(7 August 2008. Philippines) SM Prime Holdings, Inc. (“SM Prime”), the Philippines’ dominant shopping mall developer and operator, attained a 12% increase in consolidated net income during the second quarter of 2008, to Php1.6 billion from Php1.4 billion in the same quarter last year. Revenues, on the other hand, reached Php4.4 billion, for an 8% increase, compared to Php4.1 billion during the second quarter of 2008. EBITDA for the period increased by 10% to Php3.0 billion for an EBITDA margin of 69%.
For the first half of 2008, SM Prime attained a 10% increase in consolidated net income to Php3.2 billion from Php2.9 billion in the same period last year. Revenues, on the other hand, reached Php8.4 billion, for an 8% increase, compared to Php7.7 billion during the first six months of 2007. EBITDA for the period increased by 9% to Php5.9 billion for an EBITDA margin of 70%.
SM Prime’s results for the first half of 2008 consolidated the financials of the three SM malls in China following their acquisition late last year. The SM China malls are located in the cities of Xiamen, Jinjiang in Southern China, and Chengdu in Central China.
For the first half of 2008, SM Prime’s consolidated rental revenues still contributed the biggest share, growing by 11% and amounting to Php7.2 billion, as compared to Php6.4 billion during the same period last year. Growth came from a mix of growth in retail sales which yielded a 5% increase in same mall sales, and from expansion in mall space with three SM malls opened in 2007, namely, SM City Bacolod, SM City Taytay, and SM Supercenter Muntinlupa. In addition, three existing malls, namely SM City Pampanga, SM City Cebu, and Mall of Asia, were expanded last year. Following its expansion, SM City Cebu became one of the largest malls in the world, joining three other SM malls that are already listed among the world’s largest such as SM Mall of Asia, SM North EDSA, and SM Megamall. The three SM malls that were opened last year now enjoy an average occupancy rate of 94%.
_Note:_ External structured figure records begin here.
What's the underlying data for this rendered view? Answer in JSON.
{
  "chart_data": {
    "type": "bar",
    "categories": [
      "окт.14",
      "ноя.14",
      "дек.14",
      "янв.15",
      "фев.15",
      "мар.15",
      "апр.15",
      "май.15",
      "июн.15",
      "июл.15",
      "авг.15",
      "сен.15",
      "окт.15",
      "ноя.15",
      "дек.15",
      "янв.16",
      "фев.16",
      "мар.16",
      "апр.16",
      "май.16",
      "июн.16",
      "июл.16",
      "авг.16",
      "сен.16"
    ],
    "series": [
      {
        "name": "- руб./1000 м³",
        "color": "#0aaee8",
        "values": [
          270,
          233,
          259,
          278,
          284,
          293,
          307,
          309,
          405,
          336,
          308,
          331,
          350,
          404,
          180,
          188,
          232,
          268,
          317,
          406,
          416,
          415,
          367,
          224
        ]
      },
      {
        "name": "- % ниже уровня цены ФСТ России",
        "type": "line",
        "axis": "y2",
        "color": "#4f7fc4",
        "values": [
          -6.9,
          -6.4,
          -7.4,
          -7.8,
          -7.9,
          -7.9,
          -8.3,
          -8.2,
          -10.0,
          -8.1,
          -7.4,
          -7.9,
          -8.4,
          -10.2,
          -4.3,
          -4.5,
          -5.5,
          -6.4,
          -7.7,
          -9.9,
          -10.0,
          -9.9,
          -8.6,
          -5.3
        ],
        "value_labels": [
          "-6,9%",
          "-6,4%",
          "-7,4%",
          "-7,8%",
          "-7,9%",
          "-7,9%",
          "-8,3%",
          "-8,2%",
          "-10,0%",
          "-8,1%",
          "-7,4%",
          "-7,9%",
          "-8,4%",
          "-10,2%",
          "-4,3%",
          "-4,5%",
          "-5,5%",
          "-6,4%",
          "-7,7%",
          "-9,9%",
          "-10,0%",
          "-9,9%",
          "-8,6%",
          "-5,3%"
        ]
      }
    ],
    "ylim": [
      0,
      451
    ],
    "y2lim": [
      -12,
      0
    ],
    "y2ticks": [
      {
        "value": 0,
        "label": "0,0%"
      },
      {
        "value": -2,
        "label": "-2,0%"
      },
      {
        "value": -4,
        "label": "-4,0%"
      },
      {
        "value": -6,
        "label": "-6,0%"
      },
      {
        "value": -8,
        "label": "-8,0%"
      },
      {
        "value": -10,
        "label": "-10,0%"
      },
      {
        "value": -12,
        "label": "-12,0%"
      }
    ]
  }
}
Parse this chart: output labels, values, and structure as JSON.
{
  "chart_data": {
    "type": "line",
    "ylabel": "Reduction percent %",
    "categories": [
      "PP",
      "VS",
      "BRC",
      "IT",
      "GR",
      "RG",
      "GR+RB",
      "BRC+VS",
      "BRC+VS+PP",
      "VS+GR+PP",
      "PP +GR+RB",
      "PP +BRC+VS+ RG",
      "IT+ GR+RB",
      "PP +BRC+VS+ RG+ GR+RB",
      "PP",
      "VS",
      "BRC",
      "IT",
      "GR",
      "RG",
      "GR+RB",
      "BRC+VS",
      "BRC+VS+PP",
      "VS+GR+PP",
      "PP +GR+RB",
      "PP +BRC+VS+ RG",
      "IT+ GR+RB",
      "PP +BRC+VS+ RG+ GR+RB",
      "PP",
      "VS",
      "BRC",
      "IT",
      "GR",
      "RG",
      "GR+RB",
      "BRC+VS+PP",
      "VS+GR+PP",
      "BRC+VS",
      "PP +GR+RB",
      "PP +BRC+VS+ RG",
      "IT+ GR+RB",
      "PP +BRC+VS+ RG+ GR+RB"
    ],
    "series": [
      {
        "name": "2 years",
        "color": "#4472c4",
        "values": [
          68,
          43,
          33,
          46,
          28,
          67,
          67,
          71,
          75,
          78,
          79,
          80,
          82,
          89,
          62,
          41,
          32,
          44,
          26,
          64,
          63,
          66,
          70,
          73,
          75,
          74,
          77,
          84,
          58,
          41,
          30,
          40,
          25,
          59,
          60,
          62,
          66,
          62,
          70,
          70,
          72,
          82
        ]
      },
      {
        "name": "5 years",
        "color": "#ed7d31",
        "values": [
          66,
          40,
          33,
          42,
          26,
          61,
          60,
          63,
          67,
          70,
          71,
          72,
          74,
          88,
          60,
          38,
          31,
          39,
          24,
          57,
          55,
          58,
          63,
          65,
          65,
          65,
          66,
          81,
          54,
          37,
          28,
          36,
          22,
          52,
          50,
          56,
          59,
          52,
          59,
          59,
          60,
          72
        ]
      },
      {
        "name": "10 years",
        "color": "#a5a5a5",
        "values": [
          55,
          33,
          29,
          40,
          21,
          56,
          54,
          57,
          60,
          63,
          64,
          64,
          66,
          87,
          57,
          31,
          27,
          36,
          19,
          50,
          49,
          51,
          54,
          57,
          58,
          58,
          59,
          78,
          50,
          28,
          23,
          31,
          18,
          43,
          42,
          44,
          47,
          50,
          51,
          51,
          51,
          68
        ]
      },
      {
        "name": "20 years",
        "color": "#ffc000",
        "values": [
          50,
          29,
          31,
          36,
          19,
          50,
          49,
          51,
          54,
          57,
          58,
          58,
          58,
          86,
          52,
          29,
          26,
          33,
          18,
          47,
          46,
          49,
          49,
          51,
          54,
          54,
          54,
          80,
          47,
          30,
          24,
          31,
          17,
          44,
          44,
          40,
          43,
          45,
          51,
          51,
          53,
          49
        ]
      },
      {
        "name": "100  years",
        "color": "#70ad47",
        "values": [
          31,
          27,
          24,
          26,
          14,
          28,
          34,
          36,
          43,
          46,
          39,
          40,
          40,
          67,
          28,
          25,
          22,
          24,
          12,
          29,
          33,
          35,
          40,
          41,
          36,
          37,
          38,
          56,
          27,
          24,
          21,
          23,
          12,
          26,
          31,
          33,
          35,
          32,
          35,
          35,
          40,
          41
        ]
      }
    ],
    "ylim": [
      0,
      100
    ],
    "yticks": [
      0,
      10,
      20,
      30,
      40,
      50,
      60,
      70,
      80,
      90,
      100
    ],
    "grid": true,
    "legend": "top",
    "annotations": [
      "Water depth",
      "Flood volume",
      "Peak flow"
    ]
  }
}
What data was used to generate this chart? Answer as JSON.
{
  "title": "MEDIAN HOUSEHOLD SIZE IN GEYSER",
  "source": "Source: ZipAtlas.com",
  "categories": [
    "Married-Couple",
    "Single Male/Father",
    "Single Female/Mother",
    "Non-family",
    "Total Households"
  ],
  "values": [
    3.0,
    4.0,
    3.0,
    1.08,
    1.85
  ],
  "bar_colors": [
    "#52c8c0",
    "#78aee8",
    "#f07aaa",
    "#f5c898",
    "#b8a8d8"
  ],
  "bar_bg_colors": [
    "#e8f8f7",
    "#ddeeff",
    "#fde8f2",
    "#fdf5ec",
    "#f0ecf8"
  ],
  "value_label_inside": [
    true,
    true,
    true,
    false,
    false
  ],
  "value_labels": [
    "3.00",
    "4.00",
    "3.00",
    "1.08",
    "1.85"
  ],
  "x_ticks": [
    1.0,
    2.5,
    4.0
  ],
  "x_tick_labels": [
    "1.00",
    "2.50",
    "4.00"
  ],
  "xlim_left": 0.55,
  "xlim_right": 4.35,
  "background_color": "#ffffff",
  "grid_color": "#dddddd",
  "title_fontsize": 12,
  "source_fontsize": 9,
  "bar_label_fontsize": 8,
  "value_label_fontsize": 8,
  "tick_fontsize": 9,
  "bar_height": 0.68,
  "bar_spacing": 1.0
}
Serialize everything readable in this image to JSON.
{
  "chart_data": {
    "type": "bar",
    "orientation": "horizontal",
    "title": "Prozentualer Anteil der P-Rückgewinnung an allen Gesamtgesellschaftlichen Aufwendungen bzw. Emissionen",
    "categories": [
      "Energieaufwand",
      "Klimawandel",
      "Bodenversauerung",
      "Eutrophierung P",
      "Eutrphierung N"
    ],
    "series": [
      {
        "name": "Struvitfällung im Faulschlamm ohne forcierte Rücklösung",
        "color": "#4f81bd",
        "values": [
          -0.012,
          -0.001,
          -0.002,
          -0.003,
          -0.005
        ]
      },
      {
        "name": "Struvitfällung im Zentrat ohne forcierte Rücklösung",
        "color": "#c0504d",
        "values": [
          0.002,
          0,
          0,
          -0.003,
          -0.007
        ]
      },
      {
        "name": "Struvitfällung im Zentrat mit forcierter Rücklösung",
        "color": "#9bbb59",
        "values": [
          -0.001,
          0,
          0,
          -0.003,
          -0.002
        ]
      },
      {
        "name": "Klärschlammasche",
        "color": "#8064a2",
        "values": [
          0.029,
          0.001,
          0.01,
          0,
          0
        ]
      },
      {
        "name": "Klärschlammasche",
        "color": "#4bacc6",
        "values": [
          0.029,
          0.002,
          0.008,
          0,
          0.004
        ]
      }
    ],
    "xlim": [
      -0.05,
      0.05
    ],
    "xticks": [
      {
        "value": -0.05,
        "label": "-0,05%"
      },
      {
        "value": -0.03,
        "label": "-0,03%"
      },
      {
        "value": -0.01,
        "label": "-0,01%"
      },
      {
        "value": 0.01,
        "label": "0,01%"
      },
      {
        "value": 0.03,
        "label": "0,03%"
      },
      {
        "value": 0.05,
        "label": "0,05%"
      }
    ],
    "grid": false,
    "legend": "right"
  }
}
Operating expenses during the first six months of 2008 increased by only 6%, to Php3.8 billion from Php3.6 billion, due largely to effective cost saving initiatives implemented in all SM malls. Consequently, income from operations rose to Php4.6 billion, up 10% from Php4.2 billion.
Cinema ticket sales, however, decreased by 9% to Php0.9 billion from Php1.0 billion. The decline was attributed to the lack of blockbuster movies shown during the first half of 2008, in contrast to the same period last year.
In terms of gross revenues, the three malls in China contributed P0.37 billion for the six months ended June 30, 2008 and P0.29 billion in the same period 2007, or 4% of total consolidated operating revenues. The SM China malls’ major tenants include U.S. retail giant Walmart, SM Laiya Department Store, Giordano, Watson’s and international quick service restaurants McDonald’s and KFC, among others. The SM malls in China, which are very similar to those in the Philippines, allow SM Prime to gain a vital foothold in China’s vibrant and expanding economy and serve as a platform for the company’s long-term growth.
Without the China malls, SM Prime’s net income in the first half grew by 8% to Php3.1 billion on revenues of Php8.0 billion.
SM Prime President Mr. Hans T. Sy said, “We are satisfied with the company’s first-half results. In spite of a much tougher operating environment brought about by global challenges, we still managed to grow and move forward.”
For the rest of 2008, SM Prime is scheduled to open new malls in Marikina, Rosales, and Baliuag. Expansion of existing malls are likewise ongoing, namely, SM Megamall, SM City North EDSA, and SM City Fairview. By end 2008, total GFA for all SM Prime malls in the Philippines is estimated to reach 4.2 million sqm.